Wie sehr die Gläubigen hinter ihrem Pastor stehen, zeigt auch Folgendes: Der nun suspendierte Pastor ist von sofort an wieder Mitglied des Kirchengemeinderats. So wurde auf dem Gottesdienst bekannt gegeben, dass ein bisheriges Mitglied aus persönlichen Gründen ausgeschieden sei und der freie Platz nun mit Holger Janke nachbesetzt werden würde.
Kirchenstreit in Stellingen: Es geht auch um eine kircheneigene Immobilie
Bis zu seiner Suspendierung im Dezember war Janke qua Amt bereits Mitglied im Rat gewesen. Nun wird er als normales Gemeindemitglied an den Sitzungen teilnehmen. Damit ist er weiterhin Teil des Gemeindelebens und an vielen Entscheidungen beteiligt.
Der Streit zwischen Kirchengemeinde und dem übergeordneten Kirchenkreis Hamburg-West/Südholstein läuft seit Jahren. Im Kern geht es dabei offenbar um Geld, das in Zusammenhang mit dem kircheneigenen Mehrfamilienhaus direkt gegenüber der Kirche floss. Die Gemeinde wirft dem Kreis vor, die entsprechende Baukasse nicht ordentlich geführt zu haben, Geld sei zweckentfremdet worden. Eine entsprechende Klage liegt beim Landgericht vor, wie dem Abendblatt bestätigt wurde. Es geht insgesamt um einen Betrag von 2,7 Millionen Euro.

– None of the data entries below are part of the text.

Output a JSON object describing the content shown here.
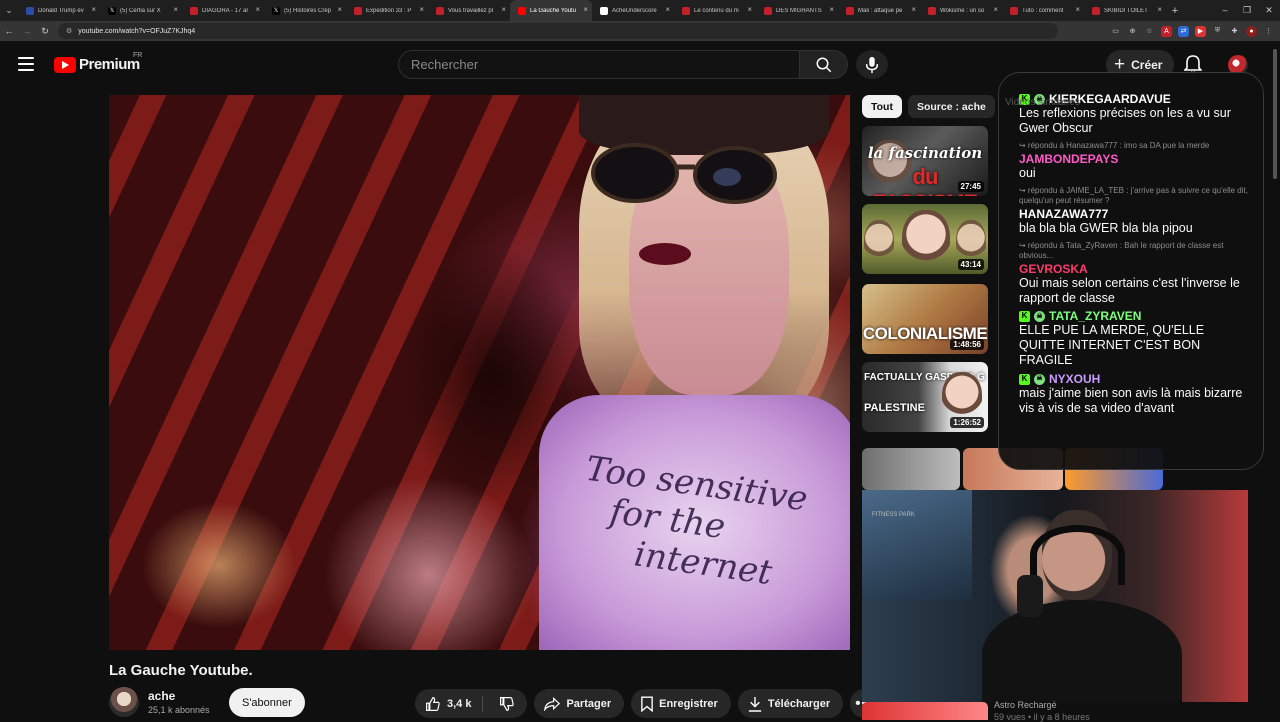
{
  "browser": {
    "tabs": [
      {
        "title": "Donald Trump év",
        "color": "#2b4ea8"
      },
      {
        "title": "(5) Cerfia sur X",
        "color": "#000000",
        "x": true
      },
      {
        "title": "DIAGORA - 17 ar",
        "color": "#c4202b"
      },
      {
        "title": "(5) Histoires Crép",
        "color": "#000000",
        "x": true
      },
      {
        "title": "Expedition 33 : P",
        "color": "#c4202b"
      },
      {
        "title": "Vous travaillez pl",
        "color": "#c4202b"
      },
      {
        "title": "La Gauche Youtu",
        "color": "#ff0000",
        "active": true
      },
      {
        "title": "AcheUnderscore",
        "color": "#ffffff"
      },
      {
        "title": "Le contenu du m",
        "color": "#c4202b"
      },
      {
        "title": "DES MIGRANTS",
        "color": "#c4202b"
      },
      {
        "title": "Mali : attaque pe",
        "color": "#c4202b"
      },
      {
        "title": "Wokisme : un so",
        "color": "#c4202b"
      },
      {
        "title": "Tuto : comment",
        "color": "#c4202b"
      },
      {
        "title": "SKIBIDI TOILET",
        "color": "#c4202b"
      }
    ],
    "url": "youtube.com/watch?v=OFJuZ7KJhq4"
  },
  "masthead": {
    "logo_text": "Premium",
    "country": "FR",
    "search_placeholder": "Rechercher",
    "create_label": "Créer"
  },
  "video": {
    "title": "La Gauche Youtube.",
    "shirt_text_line1": "Too sensitive",
    "shirt_text_line2": "for the",
    "shirt_text_line3": "internet"
  },
  "channel": {
    "name": "ache",
    "subscribers": "25,1 k abonnés",
    "subscribe_label": "S'abonner"
  },
  "actions": {
    "like_count": "3,4 k",
    "share_label": "Partager",
    "save_label": "Enregistrer",
    "download_label": "Télécharger"
  },
  "chips": [
    "Tout",
    "Source : ache"
  ],
  "related": [
    {
      "duration": "27:45",
      "thumb_text_1": "la fascination",
      "thumb_text_2": "du FASCISME"
    },
    {
      "duration": "43:14"
    },
    {
      "duration": "1:48:56",
      "thumb_text_1": "COLONIALISME"
    },
    {
      "duration": "1:26:52",
      "thumb_text_1": "FACTUALLY GASPARD G",
      "thumb_text_2": "PALESTINE"
    }
  ],
  "chat": {
    "ghost": "Vidéos similaires",
    "messages": [
      {
        "reply": "",
        "author": "KIERKEGAARDAVUE",
        "author_color": "#ffffff",
        "badges": true,
        "text": "Les reflexions précises on les a vu sur Gwer Obscur"
      },
      {
        "reply": "↪ répondu à Hanazawa777 : imo sa DA pue la merde",
        "author": "JAMBONDEPAYS",
        "author_color": "#ff5ac8",
        "badges": false,
        "text": "oui"
      },
      {
        "reply": "↪ répondu à JAIME_LA_TEB : j'arrive pas à suivre ce qu'elle dit, quelqu'un peut résumer ?",
        "author": "HANAZAWA777",
        "author_color": "#ffffff",
        "badges": false,
        "text": "bla bla bla GWER bla bla pipou"
      },
      {
        "reply": "↪ répondu à Tata_ZyRaven : Bah le rapport de classe est obvious...",
        "author": "GEVROSKA",
        "author_color": "#ff3b6b",
        "badges": false,
        "text": "Oui mais selon certains c'est l'inverse le rapport de classe"
      },
      {
        "reply": "",
        "author": "TATA_ZYRAVEN",
        "author_color": "#7dff7d",
        "badges": true,
        "text": "ELLE PUE LA MERDE, QU'ELLE QUITTE INTERNET C'EST BON FRAGILE"
      },
      {
        "reply": "",
        "author": "NYXOUH",
        "author_color": "#c99cff",
        "badges": true,
        "text": "mais j'aime bien son avis là mais bizarre vis à vis de sa video d'avant"
      }
    ]
  },
  "webcam": {
    "poster_text": "FITNESS PARK",
    "below_title": "Astro Rechargé",
    "below_meta": "59 vues • il y a 8 heures"
  }
}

Kirche in Stellingen: Drei Anwälte sind für die Gemeinde tätig
Der Kirchenkreis wiederum wirft der Gemeinde vor, bereits seit mehreren Jahren keinen Jahresabschluss zu ihren Haushaltsplänen beschlossen zu haben – entgegen der kirchlichen Vorschriften.
Ein aktueller Eintrag auf der Homepage der Kirchengemeinde Langenfelde fasst die Geschehnisse der vergangenen Wochen und die Vorwürfe aus eigener Sicht zusammen. Derzeit seien wegen der „prekären Situation“ für die Kirchengemeinde drei Anwälte tätig.
Streit zwischen Mieterin und Kirche – es geht um Nebenkostenabrechnung
Der Streit zwischen dem Kirchenkreis und der Hamburger Gemeinde betrifft auch Mieterinnen und Mieter in dem besagten Mehrfamilienhaus gegenüber der Kirche. Diese hatten über zahlreiche Unstimmigkeiten berichtet. Unter anderem kritisieren sie, dass sie von der Gemeinde keine Einsicht in die Nebenkostenabrechnung erhalten hätten.
Auch sorgt eine Dornenhecke bei den Mietern für Ärger. Diese sei eingezogen worden, um ihnen den Zugang zum Garten zu verwehren. Die Nutzung des Gartens ist zwar nicht Teil des Mietvertrags, sei allerdings bislang geduldet worden.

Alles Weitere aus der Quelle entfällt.